Mathilde est une femme sans borne. Capable de se donner entièrement pour les siens, elle est aussi dotée d’un puissant instinct de survie, celui qui la fait prendre ses cliques et ses claques un beau jour, presque sur un coup de tête.
« Elle est folle, elle n’a pas de limite, elle ne sait pas ce que c’est. Moi, j’ai toujours été mesuré, cartésien. Je pèse le pour et le contre, je ne suis pas une tête brûlée. Seulement, j’aime sa folie. Sa façon qu’elle a de faire péter un plomb à la vie. »
Nous assistons à sa rencontre avec Jérôme, au fondement de leur couple, l’arrivée de leur enfant Louis, les hauts et les bas, les très bas même, les pleurs incessants, les nuits qui n’en sont plus, les coups durs, leurs envies aussi, leurs projets de nouveau départ, leur déménagement au vert, dans un joli coin de Bretagne, et progressivement au sentiment pernicieux d’insatisfaction chronique qui s’installe.
Avec des phrases courtes et des mots simples, Grégory Nicolas tisse un texte très sensible et dévoile l’envers du couple. Il creuse les sentiments, et même plus loin que ça, les ressentis. Un regard très réaliste qui questionne, interroge les notions de couple et de famille, l’amour dégringolant, décrit avec beaucoup de justesse le manque d’air, la tentation de tout plaquer, le brin de folie et l’égoïsme suffisant au franchissement de la ligne.
« L’idée de partir ne m’est pas venue d’un coup. Elle s’est imposée à moi, contre moi. Ça a commencé tout doucement, puis ça a grandi. J’avais beau lutter de toutes mes forces, me dire que c’était impossible, que je ne pouvais pas faire ça, il n’y avait rien à faire, je ne pouvais pas résister. J’étais obsédée par l’idée de la fuite. »
L’histoire est évoquée sous plusieurs angles, un peu à la manière d’un roman choral. Eux d’abord avec la voix du narrateur, puis Mathilde prend la parole, et enfin Jérôme.

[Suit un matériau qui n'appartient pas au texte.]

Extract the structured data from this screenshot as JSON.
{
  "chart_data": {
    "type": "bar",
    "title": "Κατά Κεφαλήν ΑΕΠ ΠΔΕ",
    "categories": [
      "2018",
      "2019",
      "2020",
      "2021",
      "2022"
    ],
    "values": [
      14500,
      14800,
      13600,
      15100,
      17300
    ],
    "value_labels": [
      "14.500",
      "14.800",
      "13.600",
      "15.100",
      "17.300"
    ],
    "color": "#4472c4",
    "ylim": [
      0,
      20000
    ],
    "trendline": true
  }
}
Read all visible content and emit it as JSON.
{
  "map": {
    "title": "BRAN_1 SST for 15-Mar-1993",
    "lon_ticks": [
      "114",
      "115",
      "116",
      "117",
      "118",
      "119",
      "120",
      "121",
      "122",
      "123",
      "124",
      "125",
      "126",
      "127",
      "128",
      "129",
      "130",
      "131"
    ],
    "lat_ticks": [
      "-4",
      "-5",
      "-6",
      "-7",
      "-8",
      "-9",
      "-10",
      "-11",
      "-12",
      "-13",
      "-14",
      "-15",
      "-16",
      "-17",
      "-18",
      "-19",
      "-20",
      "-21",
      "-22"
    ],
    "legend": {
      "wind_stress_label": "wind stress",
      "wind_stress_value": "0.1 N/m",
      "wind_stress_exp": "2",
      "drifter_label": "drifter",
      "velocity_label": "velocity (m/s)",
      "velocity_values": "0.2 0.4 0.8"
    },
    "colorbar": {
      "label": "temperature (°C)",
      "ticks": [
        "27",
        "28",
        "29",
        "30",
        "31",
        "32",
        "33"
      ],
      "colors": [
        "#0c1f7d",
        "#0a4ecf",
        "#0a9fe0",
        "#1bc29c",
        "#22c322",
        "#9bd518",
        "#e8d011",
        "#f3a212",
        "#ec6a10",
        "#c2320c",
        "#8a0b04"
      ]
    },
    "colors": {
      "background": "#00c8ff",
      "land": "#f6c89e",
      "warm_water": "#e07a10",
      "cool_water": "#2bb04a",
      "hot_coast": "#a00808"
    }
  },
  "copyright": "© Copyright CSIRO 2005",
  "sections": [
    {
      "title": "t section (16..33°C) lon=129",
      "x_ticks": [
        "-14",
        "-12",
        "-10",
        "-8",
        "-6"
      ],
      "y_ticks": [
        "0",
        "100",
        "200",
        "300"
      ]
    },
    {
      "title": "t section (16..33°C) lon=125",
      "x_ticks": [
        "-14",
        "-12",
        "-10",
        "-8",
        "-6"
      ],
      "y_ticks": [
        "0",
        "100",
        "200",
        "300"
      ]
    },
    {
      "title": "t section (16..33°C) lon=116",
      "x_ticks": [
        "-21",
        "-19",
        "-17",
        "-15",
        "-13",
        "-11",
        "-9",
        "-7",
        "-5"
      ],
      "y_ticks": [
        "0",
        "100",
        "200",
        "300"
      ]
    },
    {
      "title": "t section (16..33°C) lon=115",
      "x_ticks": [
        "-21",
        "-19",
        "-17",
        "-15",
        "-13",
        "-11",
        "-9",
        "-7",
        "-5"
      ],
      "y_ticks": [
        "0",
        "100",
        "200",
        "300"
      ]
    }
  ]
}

Une même histoire où les éléments s’entrecroisent, s’ajoutent, se retirent, se nourrissent, avec au fil des pages, la clé du drame qui s’inscrit.
Un roman qui chavire par sa justesse. Une histoire simple qui s’épaissit progressivement, subtilement, touchante et étourdissante.
Mathilde est revenue / Grégory Nicolas. Editions Rue des Promenades, 2015
Un grand merci à Rue des promenades pour cette lecture entêtante.
Tout à fait juste, c’est un roman qui s’épaissit progressivement.